His skillful drawing along with his humorous personality seemed a perfect fit for the studio, although not all of the other animators appreciated his keen wit. "He was colorful, eccentric and inventive."
It was 1935 when work on Snow White began. It "was sort of a shock to all of us," he recalled about Walt Disney's decision to go forward with his first feature-length project, "because we knew how hard it was to do a seven-minute short." By 1936, Kimball was well into his animation on the film. What happened to his end product is well documented.
The bulk of his assignment was cut from the final movie. Two musical numbers with the dwarfs--the bed-building sequence and soup-eating scene--were both dropped late in the game. The animation for the soup-eating, in particular, was quite far along.
When all the sequences were put together and Walt saw the overall timing of the show, he could see that we didn't need those sequences 'cause they held up the progress of the story. [I was] not bitter, but discouraged because I had worked so hard. Ward Kimball via John Canemaker's Nine Old Men, p.101
Soup Eating scene
Some of Kimball's animation did make it into the movie...Snow White walking in the forest, the vultures that trail behind the witch, and the sequence with the nose of each dwarf appearing over the edge of the bed when Snow White is sleeping.
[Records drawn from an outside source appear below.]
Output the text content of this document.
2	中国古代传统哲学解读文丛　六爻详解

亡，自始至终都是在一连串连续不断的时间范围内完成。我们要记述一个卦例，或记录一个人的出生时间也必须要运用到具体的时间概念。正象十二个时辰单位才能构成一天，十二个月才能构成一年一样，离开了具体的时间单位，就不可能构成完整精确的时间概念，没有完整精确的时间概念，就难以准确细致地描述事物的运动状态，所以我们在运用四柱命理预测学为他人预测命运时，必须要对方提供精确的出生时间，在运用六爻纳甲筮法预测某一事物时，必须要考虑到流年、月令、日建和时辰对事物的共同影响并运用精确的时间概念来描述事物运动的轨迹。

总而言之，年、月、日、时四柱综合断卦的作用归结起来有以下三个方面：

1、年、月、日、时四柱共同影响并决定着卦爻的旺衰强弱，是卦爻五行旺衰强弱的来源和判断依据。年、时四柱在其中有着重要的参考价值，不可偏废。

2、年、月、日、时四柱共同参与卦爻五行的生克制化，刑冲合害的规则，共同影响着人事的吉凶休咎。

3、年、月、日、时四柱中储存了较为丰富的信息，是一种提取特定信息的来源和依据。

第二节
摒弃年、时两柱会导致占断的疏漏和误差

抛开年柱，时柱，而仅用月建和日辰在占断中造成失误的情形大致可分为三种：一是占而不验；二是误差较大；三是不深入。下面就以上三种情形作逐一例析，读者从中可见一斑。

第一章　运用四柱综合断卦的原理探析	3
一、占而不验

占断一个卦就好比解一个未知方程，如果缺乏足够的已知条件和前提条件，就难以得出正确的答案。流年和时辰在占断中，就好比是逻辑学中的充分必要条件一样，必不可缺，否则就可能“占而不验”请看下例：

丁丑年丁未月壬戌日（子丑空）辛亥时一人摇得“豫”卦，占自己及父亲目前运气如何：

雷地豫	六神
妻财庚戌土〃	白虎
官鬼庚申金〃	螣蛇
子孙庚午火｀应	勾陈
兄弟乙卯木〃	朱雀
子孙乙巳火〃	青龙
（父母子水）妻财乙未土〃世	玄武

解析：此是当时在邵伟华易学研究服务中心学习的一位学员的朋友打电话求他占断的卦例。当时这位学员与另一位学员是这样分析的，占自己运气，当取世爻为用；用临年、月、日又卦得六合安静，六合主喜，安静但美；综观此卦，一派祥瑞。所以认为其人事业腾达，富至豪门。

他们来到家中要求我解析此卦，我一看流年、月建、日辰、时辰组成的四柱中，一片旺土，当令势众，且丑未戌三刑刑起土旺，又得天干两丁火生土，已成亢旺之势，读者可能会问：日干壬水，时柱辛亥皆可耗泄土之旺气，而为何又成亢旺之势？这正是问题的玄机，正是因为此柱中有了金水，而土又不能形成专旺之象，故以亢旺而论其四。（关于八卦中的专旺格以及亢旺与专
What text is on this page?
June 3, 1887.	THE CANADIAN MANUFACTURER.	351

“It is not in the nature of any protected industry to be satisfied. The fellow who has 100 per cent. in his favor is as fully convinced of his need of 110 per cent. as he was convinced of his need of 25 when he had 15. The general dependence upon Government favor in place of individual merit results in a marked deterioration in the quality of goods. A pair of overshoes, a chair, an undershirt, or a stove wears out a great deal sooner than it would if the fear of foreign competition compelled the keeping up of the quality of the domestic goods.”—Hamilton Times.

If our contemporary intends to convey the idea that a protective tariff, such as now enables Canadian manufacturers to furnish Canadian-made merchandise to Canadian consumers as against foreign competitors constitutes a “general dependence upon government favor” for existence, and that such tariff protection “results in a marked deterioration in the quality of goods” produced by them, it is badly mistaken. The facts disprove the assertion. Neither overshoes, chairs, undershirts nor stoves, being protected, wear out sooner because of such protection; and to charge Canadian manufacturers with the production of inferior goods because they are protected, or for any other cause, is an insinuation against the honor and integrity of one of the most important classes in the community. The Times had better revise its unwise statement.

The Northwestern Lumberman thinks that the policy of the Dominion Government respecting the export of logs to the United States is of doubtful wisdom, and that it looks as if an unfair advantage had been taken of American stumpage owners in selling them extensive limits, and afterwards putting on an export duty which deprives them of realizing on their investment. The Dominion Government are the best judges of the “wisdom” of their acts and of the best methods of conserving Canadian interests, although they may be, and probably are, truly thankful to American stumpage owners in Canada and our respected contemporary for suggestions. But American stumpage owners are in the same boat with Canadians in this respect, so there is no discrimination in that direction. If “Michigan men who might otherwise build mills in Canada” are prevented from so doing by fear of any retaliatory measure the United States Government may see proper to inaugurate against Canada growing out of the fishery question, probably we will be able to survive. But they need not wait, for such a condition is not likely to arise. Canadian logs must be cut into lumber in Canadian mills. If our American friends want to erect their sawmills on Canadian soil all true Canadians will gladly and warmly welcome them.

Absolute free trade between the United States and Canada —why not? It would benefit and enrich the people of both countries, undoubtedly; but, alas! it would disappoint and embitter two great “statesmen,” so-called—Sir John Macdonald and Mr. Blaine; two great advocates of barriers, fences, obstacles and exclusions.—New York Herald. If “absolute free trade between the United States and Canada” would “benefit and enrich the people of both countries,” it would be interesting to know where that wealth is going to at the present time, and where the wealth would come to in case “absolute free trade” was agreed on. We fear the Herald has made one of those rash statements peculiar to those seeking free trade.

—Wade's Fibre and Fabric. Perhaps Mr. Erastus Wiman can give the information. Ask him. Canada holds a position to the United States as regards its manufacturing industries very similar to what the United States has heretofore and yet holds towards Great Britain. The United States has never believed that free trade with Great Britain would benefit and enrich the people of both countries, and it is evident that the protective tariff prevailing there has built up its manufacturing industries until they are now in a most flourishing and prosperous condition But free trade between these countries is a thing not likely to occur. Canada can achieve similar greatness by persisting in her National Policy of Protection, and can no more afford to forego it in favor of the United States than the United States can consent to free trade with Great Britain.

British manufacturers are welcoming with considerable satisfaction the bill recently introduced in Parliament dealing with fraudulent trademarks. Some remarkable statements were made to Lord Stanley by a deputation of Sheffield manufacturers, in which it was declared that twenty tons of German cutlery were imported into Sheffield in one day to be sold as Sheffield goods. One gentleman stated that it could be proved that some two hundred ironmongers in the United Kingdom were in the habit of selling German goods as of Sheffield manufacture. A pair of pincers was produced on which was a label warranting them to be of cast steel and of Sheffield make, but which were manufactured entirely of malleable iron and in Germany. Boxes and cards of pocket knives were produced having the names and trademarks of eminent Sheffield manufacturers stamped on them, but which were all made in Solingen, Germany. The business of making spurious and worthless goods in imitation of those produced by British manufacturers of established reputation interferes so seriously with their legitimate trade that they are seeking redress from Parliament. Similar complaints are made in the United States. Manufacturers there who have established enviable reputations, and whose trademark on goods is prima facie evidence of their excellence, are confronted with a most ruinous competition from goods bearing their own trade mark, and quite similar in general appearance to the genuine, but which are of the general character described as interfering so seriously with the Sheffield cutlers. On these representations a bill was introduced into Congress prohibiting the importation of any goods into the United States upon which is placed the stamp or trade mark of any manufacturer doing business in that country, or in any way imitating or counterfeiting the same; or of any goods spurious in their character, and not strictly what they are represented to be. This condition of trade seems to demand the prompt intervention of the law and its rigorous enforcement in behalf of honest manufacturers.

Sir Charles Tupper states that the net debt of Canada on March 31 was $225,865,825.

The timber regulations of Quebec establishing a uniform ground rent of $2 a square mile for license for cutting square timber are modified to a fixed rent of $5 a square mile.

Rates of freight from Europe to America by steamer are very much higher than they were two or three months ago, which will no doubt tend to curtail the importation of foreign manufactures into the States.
Kimball took the deletions hard, so much so that he decided to quit the studio. He made an appointment with Walt to tell him of his disappointment and to resign. Disney sensed what might be coming, but not wanting to loose one of his top animators, he...
...waxed eloquent about the next project. Pinocchio was going to be a wonderful picture, said Walt, and he wanted Ward to personally take charge of this cricket character. From Nine Old Men, p.101"God, he did such a wonderful job," Kimball recalled, "that I walked out very happily and said, 'What a wonderful place this is!'"
Ward Kimball photos via John Canemaker's book, Walt Disney's Nine Old Men and the Art of Animation, 2001.
Image scans copyright Disney
Ward would go on to become one of the most distinctive animators at the studio as well as director of such Disney television episodes as Man in Space; Man and the Moon; and Mars and Beyond.